Ja, im vergangenen Herbst. Oberschullehrer aus Minamisooma, einer Stadt im Nordosten des evakuierten Gebiets, hatten mich eingeladen. Unter anderem arrangierten sie ein Treffen mit dem stellvertretenden Leiter des dortigen Krankenhauses. Er fuhr uns in einem Krankenwagen in das abgesperrte Gebiet. Wir sahen die Verwüstungen, die der Tsunami angerichtet hatte. Aber weiter entfernt von der Küste, selbst außerhalb des evakuierten Gebiets, sahen wir vernachlässigte Felder, geschlossene Geschäfte und Werkstätten und verlassene Häuser. Angst, nicht Strahlung, war dafür verantwortlich.

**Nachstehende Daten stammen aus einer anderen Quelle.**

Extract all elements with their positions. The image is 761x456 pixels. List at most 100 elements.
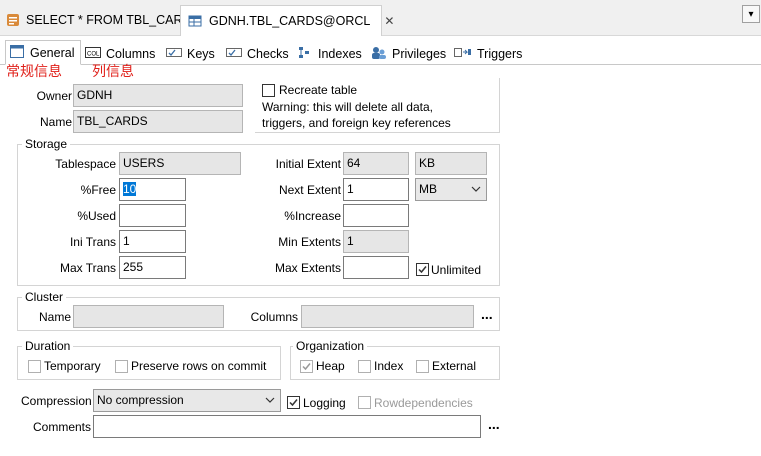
doc-tab-label: GDNH.TBL_CARDS@ORCL: [209, 14, 371, 28]
cluster-name-label: Name: [38, 310, 71, 324]
duration-title: Duration: [22, 339, 74, 353]
tablespace-label: Tablespace: [55, 157, 116, 171]
next-extent-label: Next Extent: [278, 183, 341, 197]
tab-label: Columns: [106, 47, 156, 61]
name-label: Name: [39, 115, 72, 129]
preserve-rows-checkbox[interactable]: [115, 360, 128, 373]
storage-title: Storage: [22, 137, 71, 151]
chevron-down-icon: ▾: [748, 8, 754, 20]
tab-label: General: [30, 45, 75, 60]
cluster-columns-label: Columns: [250, 310, 298, 324]
doc-tab-table[interactable]: GDNH.TBL_CARDS@ORCL ✕: [180, 5, 394, 36]
pctfree-value: 10: [123, 182, 137, 196]
pctfree-label: %Free: [80, 183, 116, 197]
min-extents-label: Min Extents: [278, 235, 341, 249]
cluster-columns-field[interactable]: [301, 305, 474, 328]
compression-select[interactable]: No compression: [93, 389, 281, 412]
chevron-down-icon: [265, 394, 275, 411]
triggers-icon: [454, 47, 472, 61]
max-extents-label: Max Extents: [274, 261, 341, 275]
indexes-icon: [298, 46, 310, 62]
cluster-name-field[interactable]: [73, 305, 224, 328]
pctused-label: %Used: [77, 209, 116, 223]
warning-line-2: triggers, and foreign key references: [262, 116, 451, 130]
initial-extent-unit[interactable]: KB: [415, 152, 487, 175]
tab-checks[interactable]: Checks: [226, 44, 289, 64]
tab-list-dropdown[interactable]: ▾: [742, 5, 760, 23]
rowdependencies-checkbox[interactable]: [358, 396, 371, 409]
tab-general[interactable]: General: [5, 40, 81, 65]
tab-label: Privileges: [392, 47, 447, 61]
owner-field[interactable]: GDNH: [73, 84, 243, 107]
cluster-title: Cluster: [22, 290, 67, 304]
pctused-field[interactable]: [119, 204, 186, 227]
svg-text:COL: COL: [87, 52, 100, 58]
pctincrease-label: %Increase: [284, 209, 341, 223]
external-checkbox[interactable]: [416, 360, 429, 373]
tab-columns[interactable]: COL Columns: [85, 44, 155, 64]
close-icon[interactable]: ✕: [384, 14, 394, 28]
maxtrans-field[interactable]: 255: [119, 256, 186, 279]
sql-query-icon: [6, 13, 20, 27]
index-checkbox[interactable]: [358, 360, 371, 373]
recreate-table-checkbox[interactable]: [262, 84, 275, 97]
checkmark-icon: [289, 399, 298, 407]
doc-tab-sql-query[interactable]: SELECT * FROM TBL_CARDS: [0, 6, 200, 34]
cluster-columns-browse-button[interactable]: ...: [481, 306, 493, 322]
next-extent-unit-select[interactable]: MB: [415, 178, 487, 201]
checks-icon: [226, 47, 242, 61]
tab-indexes[interactable]: Indexes: [298, 44, 362, 64]
initrans-field[interactable]: 1: [119, 230, 186, 253]
tab-keys[interactable]: Keys: [166, 44, 215, 64]
comments-field[interactable]: [93, 415, 481, 438]
name-field[interactable]: TBL_CARDS: [73, 110, 243, 133]
pctincrease-field[interactable]: [343, 204, 409, 227]
checkmark-icon: [302, 363, 311, 371]
general-icon: [10, 44, 24, 61]
min-extents-field[interactable]: 1: [343, 230, 409, 253]
owner-label: Owner: [36, 89, 72, 103]
recreate-table-label: Recreate table: [279, 83, 358, 97]
index-label: Index: [374, 359, 404, 373]
rowdependencies-label: Rowdependencies: [374, 396, 473, 410]
heap-checkbox[interactable]: [300, 360, 313, 373]
chevron-down-icon: [471, 183, 481, 200]
annotation-general: 常规信息: [6, 63, 62, 79]
tab-label: Keys: [187, 47, 215, 61]
annotation-columns: 列信息: [92, 63, 134, 79]
maxtrans-label: Max Trans: [59, 261, 116, 275]
initial-extent-field[interactable]: 64: [343, 152, 409, 175]
next-extent-unit-value: MB: [419, 182, 437, 196]
tab-label: Checks: [247, 47, 289, 61]
preserve-rows-label: Preserve rows on commit: [131, 359, 267, 373]
temporary-checkbox[interactable]: [28, 360, 41, 373]
privileges-icon: [371, 46, 387, 62]
tablespace-field[interactable]: USERS: [119, 152, 241, 175]
comments-browse-button[interactable]: ...: [488, 416, 500, 432]
pctfree-field[interactable]: 10: [119, 178, 186, 201]
temporary-label: Temporary: [44, 359, 101, 373]
checkmark-icon: [418, 266, 427, 274]
tab-triggers[interactable]: Triggers: [454, 44, 522, 64]
table-icon: [188, 14, 202, 28]
tab-privileges[interactable]: Privileges: [371, 44, 446, 64]
initial-extent-label: Initial Extent: [275, 157, 341, 171]
tab-label: Indexes: [318, 47, 362, 61]
keys-icon: [166, 47, 182, 61]
comments-label: Comments: [32, 420, 91, 434]
external-label: External: [432, 359, 477, 373]
unlimited-checkbox[interactable]: [416, 263, 429, 276]
doc-tab-label: SELECT * FROM TBL_CARDS: [26, 13, 200, 27]
heap-label: Heap: [316, 359, 345, 373]
compression-label: Compression: [21, 394, 92, 408]
max-extents-field[interactable]: [343, 256, 409, 279]
next-extent-field[interactable]: 1: [343, 178, 409, 201]
logging-checkbox[interactable]: [287, 396, 300, 409]
tab-label: Triggers: [477, 47, 523, 61]
organization-title: Organization: [293, 339, 368, 353]
logging-label: Logging: [303, 396, 346, 410]
unlimited-label: Unlimited: [431, 263, 482, 277]
compression-value: No compression: [97, 393, 184, 407]
initrans-label: Ini Trans: [69, 235, 116, 249]
warning-line-1: Warning: this will delete all data,: [262, 100, 433, 114]
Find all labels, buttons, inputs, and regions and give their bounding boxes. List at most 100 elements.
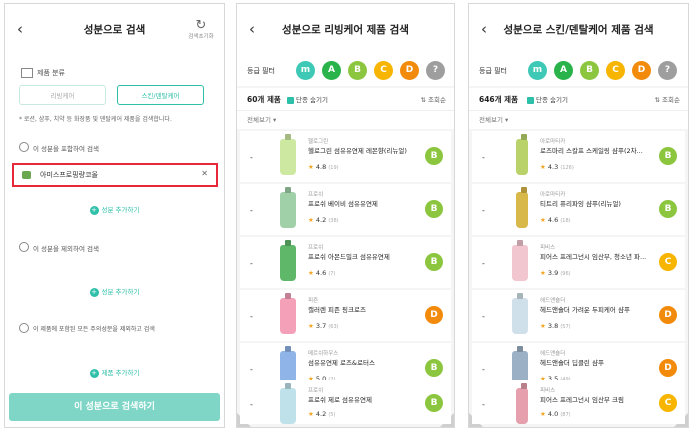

Hatten Sie auch Kontakt zu den dortigen Behörden?
Ich traf die Bürgermeister von Minamisooma und von Iitate. Das ist ein Dorf außerhalb des Sperrgebiets, wo die Strahlung über dem Normalwert liegt. Diese beiden wussten aus erster Hand, was es für alte Menschen, für die heimische Wirtschaft, für Schüler bedeutet, mit der Situation zurechtzukommen. Alte Menschen hatten Angst; Evakuierung kann für sie Tod bedeuten. Kleine Kinder leiden an Bettnässen, größere am Gefühl der Unsicherheit. Bei Erwachsenen sind es Depression und Alkoholismus, auch Selbstmord.
Derartige Folgen kennt man von Tschernobyl.
Ja, all das passierte auch in Tschernobyl. All das wurde in den internationalen Berichten veröffentlicht. Niemand hat daraus gelernt. Die derzeit herrschende Kultur atomarer Sicherheit ist grundsätzlich falsch. Sie war falsch in Tschernobyl, und die Fehler wurden in Fukushima wiederholt – mit tragischen Folgen für die Menschen und die Wirtschaft Japans.
Es gibt ein bekanntes Kippbild – die Rubinsche Vase. Auf den ersten Blick sieht man eine gezeichnete Vase; schaut man länger, klappt das Bild um und man sieht zwei Gesichter im Profil. Wenn man sich nun den Reaktorunfall von Fukushima genauer anschaut, sieht man keine Katastrophe mehr, sondern einen Beleg dafür, dass die Nutzung der Kernenergie, selbst wenn vieles falsch läuft, im Grunde nicht gefährlicher ist als viele andere Technologien, die wir nutzen.
Ja, ich stimme zu. Wir sollten unsere Augen reiben und genau hinschauen. Dann kippt das Bild. Ein schwerer Reaktorunfall setzt, ebenso wie der Bruch eines Staudamms, große Mengen an gespeicherter Energie frei. Aber selbst im schlimmsten vorstellbaren Fall, wie etwa Tschernobyl, wird die Zahl der Opfer gering bleiben. Wir sollten deshalb nach Fukushima die Welt nicht auf den Kopf stellen. Es gibt größere Probleme – soziale und ökonomische Stabilität, Klimawandel, Ernährung und Wasserversorgung. Die Japaner sollten ihre Kernkraftwerke genauso wenig abschalten wie die Deutschen.